Figura 16 4.3. Os doentes: Tanto no caso das mulheres e mais freqüentemente observável no dos homens, as doenças mentais propiciam uma gama de características à parte, o que se reflete imediatamente na construção das aparências. Nestes casos observa-se uma completa libertação dos padrões de qualquer grupo. A roupa torna-se mais alegórica do que protetiva. Aliás, esta tendência ao beneficiamento da roupa pode basear-se nessa ruptura com os códigos coletivos e na busca do ser-sozinho. Mas esta se trata de uma observação pessoal despretensiosa de se calcar nos caminhos científicos dos estudos da mente. É neste descompromisso com a sanidade que os objetos encontram suas mais amplas variações de sentido e valor. Ou rompem totalmente com os valores já fixados. Tudo pode ser roupa. Ou pode haver nenhuma roupa. A moral não é mais agente reguladora e à criatividade não se impõem limites ou restrições que não os pessoais. Neste caso específico, todo o espaço adquire caráter privado no entendimento do indivíduo.

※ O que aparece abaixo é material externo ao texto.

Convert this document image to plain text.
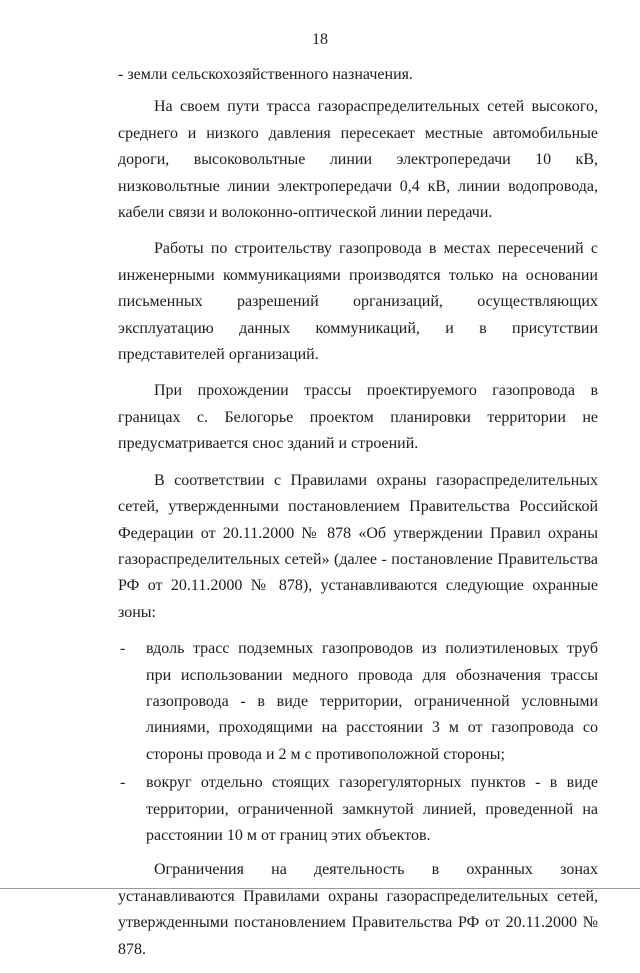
18

- земли сельскохозяйственного назначения.

На своем пути трасса газораспределительных сетей высокого, среднего и низкого давления пересекает местные автомобильные дороги, высоковольтные линии электропередачи 10 кВ, низковольтные линии электропередачи 0,4 кВ, линии водопровода, кабели связи и волоконно-оптической линии передачи.

Работы по строительству газопровода в местах пересечений с инженерными коммуникациями производятся только на основании письменных разрешений организаций, осуществляющих эксплуатацию данных коммуникаций, и в присутствии представителей организаций.

При прохождении трассы проектируемого газопровода в границах с. Белогорье проектом планировки территории не предусматривается снос зданий и строений.

В соответствии с Правилами охраны газораспределительных сетей, утвержденными постановлением Правительства Российской Федерации от 20.11.2000 № 878 «Об утверждении Правил охраны газораспределительных сетей» (далее - постановление Правительства РФ от 20.11.2000 № 878), устанавливаются следующие охранные зоны:

- вдоль трасс подземных газопроводов из полиэтиленовых труб при использовании медного провода для обозначения трассы газопровода - в виде территории, ограниченной условными линиями, проходящими на расстоянии 3 м от газопровода со стороны провода и 2 м с противоположной стороны;
- вокруг отдельно стоящих газорегуляторных пунктов - в виде территории, ограниченной замкнутой линией, проведенной на расстоянии 10 м от границ этих объектов.

Ограничения на деятельность в охранных зонах устанавливаются Правилами охраны газораспределительных сетей, утвержденными постановлением Правительства РФ от 20.11.2000 № 878.
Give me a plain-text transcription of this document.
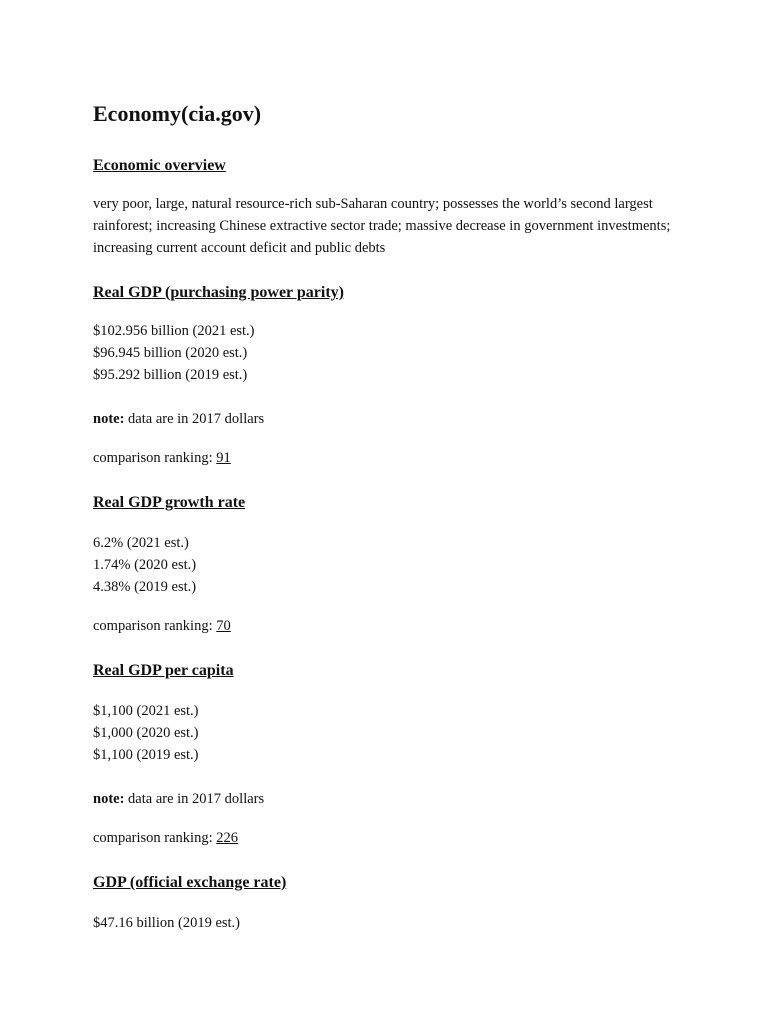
Economy(cia.gov)
Economic overview

very poor, large, natural resource-rich sub-Saharan country; possesses the world’s second largest rainforest; increasing Chinese extractive sector trade; massive decrease in government investments; increasing current account deficit and public debts

Real GDP (purchasing power parity)
$102.956 billion (2021 est.)
$96.945 billion (2020 est.)
$95.292 billion (2019 est.)

note: data are in 2017 dollars

comparison ranking: 91

Real GDP growth rate
6.2% (2021 est.)
1.74% (2020 est.)
4.38% (2019 est.)

comparison ranking: 70

Real GDP per capita
$1,100 (2021 est.)
$1,000 (2020 est.)
$1,100 (2019 est.)

note: data are in 2017 dollars

comparison ranking: 226

GDP (official exchange rate)
$47.16 billion (2019 est.)
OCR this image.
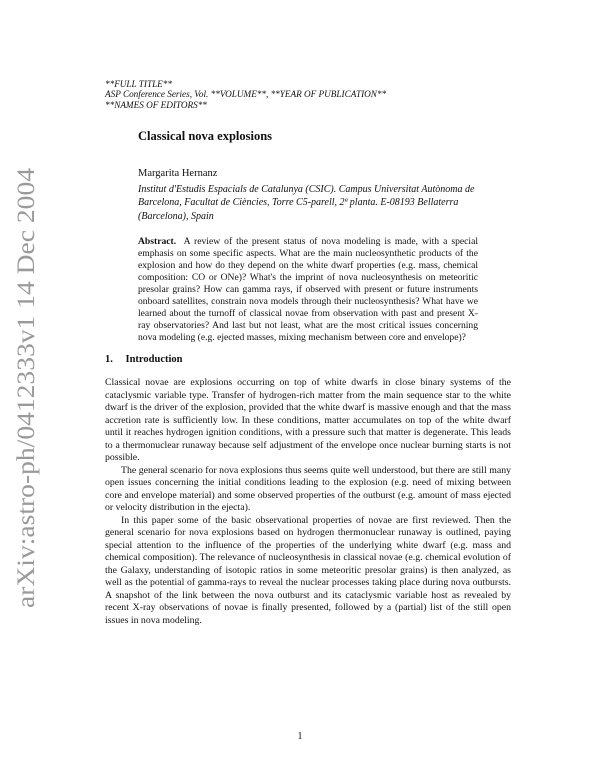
arXiv:astro-ph/0412333v1 14 Dec 2004
**FULL TITLE**
ASP Conference Series, Vol. **VOLUME**, **YEAR OF PUBLICATION**
**NAMES OF EDITORS**
Classical nova explosions
Margarita Hernanz
Institut d'Estudis Espacials de Catalunya (CSIC). Campus Universitat Autònoma de Barcelona, Facultat de Ciències, Torre C5-parell, 2ª planta. E-08193 Bellaterra (Barcelona), Spain
Abstract. A review of the present status of nova modeling is made, with a special emphasis on some specific aspects. What are the main nucleosynthetic products of the explosion and how do they depend on the white dwarf properties (e.g. mass, chemical composition: CO or ONe)? What's the imprint of nova nucleosynthesis on meteoritic presolar grains? How can gamma rays, if observed with present or future instruments onboard satellites, constrain nova models through their nucleosynthesis? What have we learned about the turnoff of classical novae from observation with past and present X-ray observatories? And last but not least, what are the most critical issues concerning nova modeling (e.g. ejected masses, mixing mechanism between core and envelope)?
1. Introduction

Classical novae are explosions occurring on top of white dwarfs in close binary systems of the cataclysmic variable type. Transfer of hydrogen-rich matter from the main sequence star to the white dwarf is the driver of the explosion, provided that the white dwarf is massive enough and that the mass accretion rate is sufficiently low. In these conditions, matter accumulates on top of the white dwarf until it reaches hydrogen ignition conditions, with a pressure such that matter is degenerate. This leads to a thermonuclear runaway because self adjustment of the envelope once nuclear burning starts is not possible.

The general scenario for nova explosions thus seems quite well understood, but there are still many open issues concerning the initial conditions leading to the explosion (e.g. need of mixing between core and envelope material) and some observed properties of the outburst (e.g. amount of mass ejected or velocity distribution in the ejecta).

In this paper some of the basic observational properties of novae are first reviewed. Then the general scenario for nova explosions based on hydrogen thermonuclear runaway is outlined, paying special attention to the influence of the properties of the underlying white dwarf (e.g. mass and chemical composition). The relevance of nucleosynthesis in classical novae (e.g. chemical evolution of the Galaxy, understanding of isotopic ratios in some meteoritic presolar grains) is then analyzed, as well as the potential of gamma-rays to reveal the nuclear processes taking place during nova outbursts. A snapshot of the link between the nova outburst and its cataclysmic variable host as revealed by recent X-ray observations of novae is finally presented, followed by a (partial) list of the still open issues in nova modeling.

1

As aquisições de recursos dessas pessoas praticamente restringemse ao que pode ser encontrado nas lixeiras – tanto os alimentos quanto os objetos pessoais. Sua aparência hostil dificulta a aproximação para as doações. 4.4. Crianças e adolescentes: Uma espécie de relação do espaço privado com o corpo biológico também pode ser pensada para crianças e adolescentes da população de rua. Sua vulnerabilidade à violência tem que ser revestida por uma muralha que lhes garanta a integridade física, social e afetiva, porém diferentemente, resguardando as características inerentes a cada faixa. Nota-se uma passagem-reforma quando a criança de rua deixa de estar sob os olhos da mãe para ter que buscar o seu sustento sozinha, sem supervisão. A exemplo disto, temos a Cinelândia, onde famílias inteiras de moradores de rua concentram-se para comer, dormir, realizar pequenos “bicos”, mendigar ou, até mesmo, para a prática da marginalidade. Nestes grupos onde percebemos a presença das mães, ainda notamos nas crianças certos traços de desproteção; até mesmo, de infância (figuras 17, 18, 19 e 20). Ainda que, neste meio, cada um tenha que buscar nas ruas a sua própria sorte, neste caso, a mãe é uma espécie de provedora, ainda que o seja somente para mapear o local de trabalho e decidir qual será o ponto estratégico de cada filho-pedinte.

Figuras 17, 18, 19 e 20 Porém, é quando surge a transição da infância para a adolescência que a estrutura individual do corpo precisa ser reforçada. O organismo não é necessariamente forte para que possa garantir-se sem a ajuda do mais velho ou sem o apelo ao artifício. Nos grupos de adolescentes encontramos características visuais agressivas, duras, que lhes forneçam a rigidez que sua anatomia ainda não possui. Desta forma, agregam ao corpo signos que causem repulsa, incômodo, medo. Intimidar torna-se o seu mecanismo de defesa.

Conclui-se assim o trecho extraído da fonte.